L’évêque de Zhengding de l’Église catholique clandestine a multiplié les séjours en prison depuis 1989 et continue de faire l’objet d’une surveillance renforcée.
La province du Hebei est une base importante de l’Église catholique en Chine. Depuis des années, des prêtres et évêques de l’Église catholique clandestine basés dans cette province sont soit arrêtés, soit placés en résidence surveillée en raison de leur refus d’adhérer à l’Association patriotique des catholiques chinois contrôlée par l’État. L’évêque (Julius) Jia Zhiguo en fait partie. Il est né le 1er mai 1935 dans une famille catholique du village Wuqiu, Zongshizhuang, ville de Jinzhou, Shijiazhuang, province du Hebei, Chine. Il a donc 83 ans. Le 8 février 1981, Mgr Jia fut consacré par Mgr Fan Xueyan (1907-1992) comme évêque auxiliaire de Zhengding pour l’Église catholique clandestine. En raison de son refus d’adhérer à l’Association patriotique des catholiques chinois, Mgr Jia a plusieurs fois été arrêté, enfermé et placé en résidence surveillée.

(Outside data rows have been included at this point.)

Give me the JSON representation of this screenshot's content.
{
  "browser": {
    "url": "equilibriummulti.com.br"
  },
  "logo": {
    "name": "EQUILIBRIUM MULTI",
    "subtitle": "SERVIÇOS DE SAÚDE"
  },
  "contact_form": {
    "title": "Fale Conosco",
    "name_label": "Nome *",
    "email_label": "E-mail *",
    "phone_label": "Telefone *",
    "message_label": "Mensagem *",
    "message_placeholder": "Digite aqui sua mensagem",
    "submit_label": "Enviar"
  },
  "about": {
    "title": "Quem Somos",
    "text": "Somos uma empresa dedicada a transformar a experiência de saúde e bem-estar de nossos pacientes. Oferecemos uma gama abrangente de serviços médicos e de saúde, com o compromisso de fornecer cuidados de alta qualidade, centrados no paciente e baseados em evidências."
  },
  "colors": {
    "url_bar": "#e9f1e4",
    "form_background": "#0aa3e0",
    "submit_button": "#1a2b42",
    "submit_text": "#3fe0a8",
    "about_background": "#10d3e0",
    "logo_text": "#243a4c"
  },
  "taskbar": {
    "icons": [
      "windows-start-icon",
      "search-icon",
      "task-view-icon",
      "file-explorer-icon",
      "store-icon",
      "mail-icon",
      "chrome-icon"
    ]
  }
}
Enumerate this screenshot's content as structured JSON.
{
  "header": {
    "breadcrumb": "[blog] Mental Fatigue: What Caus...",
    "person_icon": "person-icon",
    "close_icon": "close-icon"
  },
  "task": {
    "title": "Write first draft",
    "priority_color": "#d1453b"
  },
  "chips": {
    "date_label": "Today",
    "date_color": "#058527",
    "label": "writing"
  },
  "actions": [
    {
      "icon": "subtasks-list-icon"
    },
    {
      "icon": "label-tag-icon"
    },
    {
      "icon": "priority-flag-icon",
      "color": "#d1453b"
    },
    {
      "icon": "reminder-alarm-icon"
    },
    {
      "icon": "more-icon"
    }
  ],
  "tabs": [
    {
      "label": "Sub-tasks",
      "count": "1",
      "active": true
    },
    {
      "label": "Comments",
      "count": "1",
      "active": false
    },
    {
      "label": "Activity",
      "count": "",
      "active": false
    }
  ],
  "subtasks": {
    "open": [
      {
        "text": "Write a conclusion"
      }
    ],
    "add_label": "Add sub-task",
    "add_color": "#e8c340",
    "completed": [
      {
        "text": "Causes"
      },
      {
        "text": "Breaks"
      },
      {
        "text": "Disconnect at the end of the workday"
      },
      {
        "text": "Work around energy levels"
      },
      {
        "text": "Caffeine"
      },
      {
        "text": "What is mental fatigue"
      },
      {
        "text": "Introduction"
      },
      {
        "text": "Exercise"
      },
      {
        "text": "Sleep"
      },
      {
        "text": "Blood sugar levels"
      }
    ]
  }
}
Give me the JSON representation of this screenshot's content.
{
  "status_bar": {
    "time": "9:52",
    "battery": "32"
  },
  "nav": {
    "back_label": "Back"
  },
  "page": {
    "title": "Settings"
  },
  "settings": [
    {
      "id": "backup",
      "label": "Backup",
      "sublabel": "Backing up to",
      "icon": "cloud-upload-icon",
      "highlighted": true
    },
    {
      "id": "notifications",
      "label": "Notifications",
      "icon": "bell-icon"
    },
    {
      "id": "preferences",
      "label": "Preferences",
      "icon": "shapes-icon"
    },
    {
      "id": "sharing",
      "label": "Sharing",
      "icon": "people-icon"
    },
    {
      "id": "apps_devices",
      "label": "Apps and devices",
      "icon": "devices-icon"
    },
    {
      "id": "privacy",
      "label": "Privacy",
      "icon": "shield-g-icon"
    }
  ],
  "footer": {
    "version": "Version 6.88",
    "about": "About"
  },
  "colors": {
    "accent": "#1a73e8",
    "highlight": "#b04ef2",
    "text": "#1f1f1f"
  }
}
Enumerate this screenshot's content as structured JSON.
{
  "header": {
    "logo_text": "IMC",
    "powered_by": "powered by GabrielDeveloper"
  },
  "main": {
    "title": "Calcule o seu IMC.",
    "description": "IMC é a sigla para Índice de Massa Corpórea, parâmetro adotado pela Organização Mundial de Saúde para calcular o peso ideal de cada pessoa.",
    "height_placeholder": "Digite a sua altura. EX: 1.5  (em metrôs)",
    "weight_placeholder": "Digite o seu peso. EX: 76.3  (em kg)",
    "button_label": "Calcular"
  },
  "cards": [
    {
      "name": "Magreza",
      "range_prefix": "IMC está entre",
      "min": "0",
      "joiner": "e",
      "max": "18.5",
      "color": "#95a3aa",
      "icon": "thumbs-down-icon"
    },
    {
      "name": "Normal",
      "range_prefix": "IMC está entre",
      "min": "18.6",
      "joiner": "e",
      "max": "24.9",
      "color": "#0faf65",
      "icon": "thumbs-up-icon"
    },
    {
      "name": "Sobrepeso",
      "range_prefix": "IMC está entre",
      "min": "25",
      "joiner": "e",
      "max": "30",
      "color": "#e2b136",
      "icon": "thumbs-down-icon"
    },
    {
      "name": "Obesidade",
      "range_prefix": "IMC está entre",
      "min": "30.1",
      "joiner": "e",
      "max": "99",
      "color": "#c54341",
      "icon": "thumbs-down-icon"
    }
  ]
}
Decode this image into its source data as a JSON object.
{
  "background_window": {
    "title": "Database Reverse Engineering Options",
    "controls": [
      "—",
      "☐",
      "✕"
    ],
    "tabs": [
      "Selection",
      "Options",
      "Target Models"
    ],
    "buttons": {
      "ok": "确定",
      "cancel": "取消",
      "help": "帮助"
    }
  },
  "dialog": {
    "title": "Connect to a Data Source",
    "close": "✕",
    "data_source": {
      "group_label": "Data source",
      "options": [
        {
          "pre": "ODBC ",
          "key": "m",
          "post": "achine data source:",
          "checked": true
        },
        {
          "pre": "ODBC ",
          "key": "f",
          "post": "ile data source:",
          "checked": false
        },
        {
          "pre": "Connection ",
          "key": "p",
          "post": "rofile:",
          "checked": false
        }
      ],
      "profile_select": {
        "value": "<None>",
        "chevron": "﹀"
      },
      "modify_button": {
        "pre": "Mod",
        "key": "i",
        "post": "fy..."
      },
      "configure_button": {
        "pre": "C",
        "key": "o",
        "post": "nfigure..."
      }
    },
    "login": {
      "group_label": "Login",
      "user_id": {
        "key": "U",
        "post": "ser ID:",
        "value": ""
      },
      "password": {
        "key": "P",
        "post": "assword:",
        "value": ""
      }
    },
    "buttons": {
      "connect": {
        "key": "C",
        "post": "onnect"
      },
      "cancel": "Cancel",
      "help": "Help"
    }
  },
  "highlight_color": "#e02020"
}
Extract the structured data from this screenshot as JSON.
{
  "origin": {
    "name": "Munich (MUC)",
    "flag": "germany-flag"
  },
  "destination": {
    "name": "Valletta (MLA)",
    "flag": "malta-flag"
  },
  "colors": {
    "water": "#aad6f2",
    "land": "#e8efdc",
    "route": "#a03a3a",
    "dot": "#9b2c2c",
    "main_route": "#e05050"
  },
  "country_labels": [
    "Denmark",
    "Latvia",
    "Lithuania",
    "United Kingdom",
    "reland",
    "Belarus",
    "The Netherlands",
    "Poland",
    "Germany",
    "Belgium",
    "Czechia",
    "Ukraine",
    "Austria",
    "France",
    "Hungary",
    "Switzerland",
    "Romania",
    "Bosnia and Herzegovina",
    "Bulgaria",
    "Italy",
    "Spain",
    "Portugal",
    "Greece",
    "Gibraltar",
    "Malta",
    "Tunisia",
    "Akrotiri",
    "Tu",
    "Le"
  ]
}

Situation actuelle de Mgr Jia
Depuis son arrestation par le PCC en 1989, Mgr Jia a été à plusieurs autres occasions arrêté, emprisonné et placé en résidence surveillée. Bien qu’il soit actuellement hors de prison, il fait l’objet d’une surveillance stricte de la part des autorités locales et ne peut même pas se rendre tout seul chez un médecin ni rencontrer ses proches.
En mars 2018, les proches de Mgr Jia ont adressé de nombreuses demandes aux autorités locales dans l’espoir de pouvoir le rencontrer et partager un repas avec lui. Le 26 mars, après avoir enfin accordé l’autorisation, les autorités locales de Shijiazhuang ont néanmoins envoyé une équipe pour surveiller l’intégralité du processus. Pendant ce temps, un agent de police prenait des photos et enregistrait des vidéos de Mgr Jia et de sa famille à l’aide de son téléphone portable. Le policier était placé à l’entrée du restaurant et gardait en permanence un œil sur l’évêque.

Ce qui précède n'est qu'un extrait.